Rather than trying to kill bacteria outright with drugs, Université de Montréal researchers have discovered a way to disarm bacteria that may allow the body's own defense mechanisms to destroy them.
"To understand this strategy one could imagine harmful bacteria being like Darth Vader, and the anti-virulence drug would take away his armor and lightsaber," explains Dr. Christian Baron, the study's lead author and professor in the Department of Biochemistry. "A naked Darth Vader would be an easy target and similarly, pathogenic bacteria without their virulence factors would be rendered harmless and eliminated by our immune system."
Virulence factors are what make certain bacteria harmful to our bodies and different from most bacteria that live on our body or inside the intestinal system, which are harmless or even useful for us. Baron's research group will publish an article outlining the details of their findings in Chemistry & Biology.
Infectious diseases caused by pathogenic bacteria were a major scourge of mankind, but thanks to the introduction of antibiotics beginning in the middle of the 20th century, most bacterial infections were largely controlled. It was a widely held belief that biomedical research had largely won the battle against these diseases. However, as antibiotics kill by targeting the essential cell functions of most (not always all) bacteria, this leads to survival of the most adaptable.

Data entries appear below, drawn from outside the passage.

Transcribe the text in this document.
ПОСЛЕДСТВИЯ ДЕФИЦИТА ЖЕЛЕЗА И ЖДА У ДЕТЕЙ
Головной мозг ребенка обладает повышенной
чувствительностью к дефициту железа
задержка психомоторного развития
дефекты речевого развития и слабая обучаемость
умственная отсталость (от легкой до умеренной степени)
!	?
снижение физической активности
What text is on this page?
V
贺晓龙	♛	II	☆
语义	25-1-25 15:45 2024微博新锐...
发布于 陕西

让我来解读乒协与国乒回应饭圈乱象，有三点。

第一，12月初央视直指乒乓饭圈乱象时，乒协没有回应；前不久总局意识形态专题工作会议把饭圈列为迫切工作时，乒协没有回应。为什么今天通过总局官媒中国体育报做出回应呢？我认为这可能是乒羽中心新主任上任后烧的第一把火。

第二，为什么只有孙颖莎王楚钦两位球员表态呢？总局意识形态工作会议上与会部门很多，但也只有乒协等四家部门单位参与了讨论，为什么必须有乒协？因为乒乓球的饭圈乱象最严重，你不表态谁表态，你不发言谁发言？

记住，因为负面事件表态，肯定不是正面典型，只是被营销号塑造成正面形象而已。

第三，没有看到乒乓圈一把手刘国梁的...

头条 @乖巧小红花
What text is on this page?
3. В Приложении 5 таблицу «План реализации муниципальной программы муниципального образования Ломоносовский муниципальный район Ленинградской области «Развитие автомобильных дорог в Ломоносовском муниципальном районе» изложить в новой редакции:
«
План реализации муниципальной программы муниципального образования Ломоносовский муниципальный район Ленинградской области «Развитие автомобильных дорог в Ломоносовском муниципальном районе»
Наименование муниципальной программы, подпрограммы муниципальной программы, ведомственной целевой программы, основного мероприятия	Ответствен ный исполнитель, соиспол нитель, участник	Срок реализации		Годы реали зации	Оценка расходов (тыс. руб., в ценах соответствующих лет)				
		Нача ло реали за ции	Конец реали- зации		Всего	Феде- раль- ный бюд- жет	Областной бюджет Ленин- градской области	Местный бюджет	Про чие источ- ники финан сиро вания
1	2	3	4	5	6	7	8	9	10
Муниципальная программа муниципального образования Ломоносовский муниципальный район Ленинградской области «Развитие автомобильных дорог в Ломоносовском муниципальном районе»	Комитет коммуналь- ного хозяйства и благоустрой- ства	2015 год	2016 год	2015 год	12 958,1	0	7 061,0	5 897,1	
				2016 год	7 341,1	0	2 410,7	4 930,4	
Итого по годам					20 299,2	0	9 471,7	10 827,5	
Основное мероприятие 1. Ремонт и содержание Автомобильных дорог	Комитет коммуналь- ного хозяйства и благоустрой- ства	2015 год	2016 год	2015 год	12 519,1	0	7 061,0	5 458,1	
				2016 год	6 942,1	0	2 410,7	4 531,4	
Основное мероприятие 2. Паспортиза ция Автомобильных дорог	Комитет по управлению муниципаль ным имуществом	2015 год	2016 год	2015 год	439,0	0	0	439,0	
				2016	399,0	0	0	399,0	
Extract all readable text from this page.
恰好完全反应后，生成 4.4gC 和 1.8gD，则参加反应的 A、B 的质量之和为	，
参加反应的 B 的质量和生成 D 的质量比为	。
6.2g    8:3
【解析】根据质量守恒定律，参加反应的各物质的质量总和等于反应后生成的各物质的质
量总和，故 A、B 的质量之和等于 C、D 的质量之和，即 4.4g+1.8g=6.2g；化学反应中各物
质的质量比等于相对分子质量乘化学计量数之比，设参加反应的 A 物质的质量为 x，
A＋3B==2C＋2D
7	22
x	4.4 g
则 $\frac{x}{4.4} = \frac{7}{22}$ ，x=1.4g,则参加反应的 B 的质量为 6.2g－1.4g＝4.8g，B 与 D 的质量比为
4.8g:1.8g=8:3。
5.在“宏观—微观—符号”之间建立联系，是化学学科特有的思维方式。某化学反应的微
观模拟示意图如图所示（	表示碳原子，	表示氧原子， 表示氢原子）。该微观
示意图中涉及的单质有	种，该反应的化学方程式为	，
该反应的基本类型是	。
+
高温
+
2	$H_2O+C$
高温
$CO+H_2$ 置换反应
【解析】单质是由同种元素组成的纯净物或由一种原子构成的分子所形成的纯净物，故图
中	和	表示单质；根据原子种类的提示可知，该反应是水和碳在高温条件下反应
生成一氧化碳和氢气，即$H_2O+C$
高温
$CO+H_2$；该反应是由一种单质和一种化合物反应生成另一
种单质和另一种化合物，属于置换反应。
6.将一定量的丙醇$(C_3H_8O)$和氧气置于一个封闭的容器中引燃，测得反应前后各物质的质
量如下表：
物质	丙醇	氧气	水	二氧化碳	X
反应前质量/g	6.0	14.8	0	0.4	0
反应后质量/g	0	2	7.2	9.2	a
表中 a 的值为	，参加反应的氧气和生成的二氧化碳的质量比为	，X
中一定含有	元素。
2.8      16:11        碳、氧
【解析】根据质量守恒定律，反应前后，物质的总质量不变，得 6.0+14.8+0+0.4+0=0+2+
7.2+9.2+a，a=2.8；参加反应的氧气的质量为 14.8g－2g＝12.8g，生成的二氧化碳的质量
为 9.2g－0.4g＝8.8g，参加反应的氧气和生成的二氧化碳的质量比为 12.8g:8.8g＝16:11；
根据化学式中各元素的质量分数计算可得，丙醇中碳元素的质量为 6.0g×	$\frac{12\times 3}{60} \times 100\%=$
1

"Bacteria have the capacity to develop resistance to antibiotics and they transfer this capacity to their offspring and to other bacteria. As a consequence, resistance began to emerge among the bacteria soon after the introduction of antibiotics," Baron says. In their worst forms, "superbugs" have emerged, those resistant to all but a few or even to all antibiotics."
Baron's team has discovered small molecules that target proteins in a biological system (a type IV secretion system) that is required for many bacteria to be harmful.
"As if we were pulling on a loose thread in Darth Vader's cape, we have found a way to unravel the molecular details of the binding of these molecules to a target protein known as VirB8, a key part of the virulence mechanism of human and animal pathogenic Brucella species of bacteria," Baron explains.
This strategy has many advantages since resistance to such treatments would likely be slow or might not even occur. Virulent bacteria could be rendered as harmless as those that live in the gut.
The concept of anti-virulence drugs still has to be proven in the clinic, but in the new battles that will arise in our war on bacteria, such drugs could prove formidable new weapons.